The protests are an expression of the growing anger and desperation of Greek workers, who have already faced cuts of up to 30 percent in wages and pensions this year, while energy and food prices have soared as much as 100 percent. The troika made this “fiscal consolidation” a prerequisite for the disbursement of emergency loans needed to avert a default by Greece.

But the social cuts have only led to a deeper recession than forecast. Tax revenues have fallen, the Greek burden of debt has grown and the government has failed to meet deficit-reduction targets set by the troika. The representatives of the IMF, EU and ECB have responded by demanding further austerity measures as a precondition for releasing an €8 billion tranche of bailout funds without which Greece will go bankrupt by mid-October.
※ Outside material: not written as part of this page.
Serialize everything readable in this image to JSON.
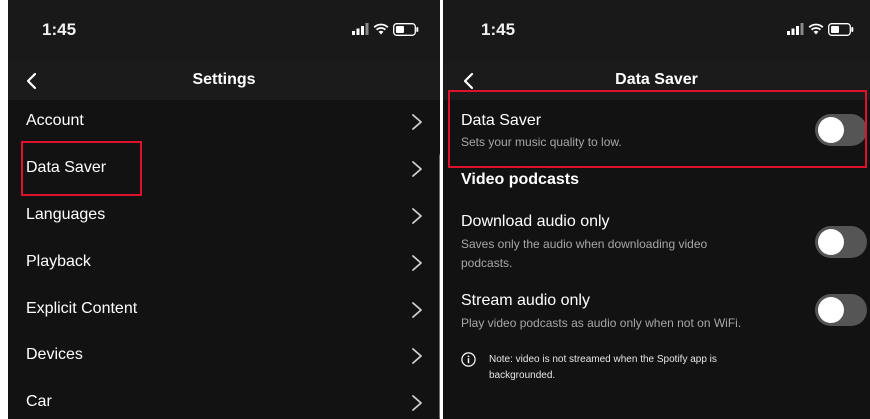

Last week, the government announced further cuts in pensions and wages and the dismissal of 30,000 civil servants. In addition, new increases in consumption taxes are being imposed.

Greece already has the lowest income levels in the euro zone (51 percent of the average). Some 80 percent of workers earn less than €1,500 per month and 61 percent less than €1,000. More than 30 percent of those under 24 are unemployed, and only a third of the unemployed receive the meagre state support of €454 a month.

These cuts are part of a general assault on the working class being carried out by the ruling elite across Europe. The crisis is being used to carry out a social counterrevolution aimed at destroying all of the past social gains of the working class.

Mass poverty is growing at one pole of society, while at the other the financial-corporate elite is adding to its vast wealth.

In 2008, the Greek government transferred 106 billion euros to the banks to save them from collapse. According to figures reported last June by the news magazine Der Spiegel, the sums salted away by Greek millionaires and billionaires in Swiss accounts amounts to €600 billion. This is twice the total public debt of Greece.

The ruling elites have already made clear to all that they are prepared to enforce their austerity program despite the opposition of workers. Prominent European politicians stressed this week that they did not exclude the possibility of an orderly bankruptcy, which would wipe out all of the remaining social benefits of Greek workers at a stroke. The police violence against peaceful protesters shows that the Greek ruling elite is preparing a shift to authoritarian forms of rule.

The confrontation between the financial elite and the workers will intensify. In this situation, the trade unions and their pseudo-left allies play a critical role in blocking a mass industrial and political movement of the working class against the PASOK government and the Greek ruling class.

The unions have done their utmost to channel the anger of workers into harmless protests and avoid any serious confrontation with the government and the European Union institutions. Now, the two major union federations, ADEDY and GSEE, have postponed any further nationwide actions until October. Once again they are calling for one-day strikes and protests, to be held October 5 and 19. This gives the Greek government breathing space to push through the new package of social attacks.

The unions have organised such “general strikes” repeatedly over the past several years in order to dissipate militant resistance and demoralize the workers. The Coalition of the Radical Left, SYRIZA, which has close links to the German Left Party, is trying to bind workers to the PASOK government by proposing a coalition government “of all progressive forces,” including PASOK and the Stalinist Communist Party of Greece (KKE). Such a government would in no way be “progressive,” but would use the bureaucracies of the trade unions and the “left” political parties to enforce the troika program against the working class.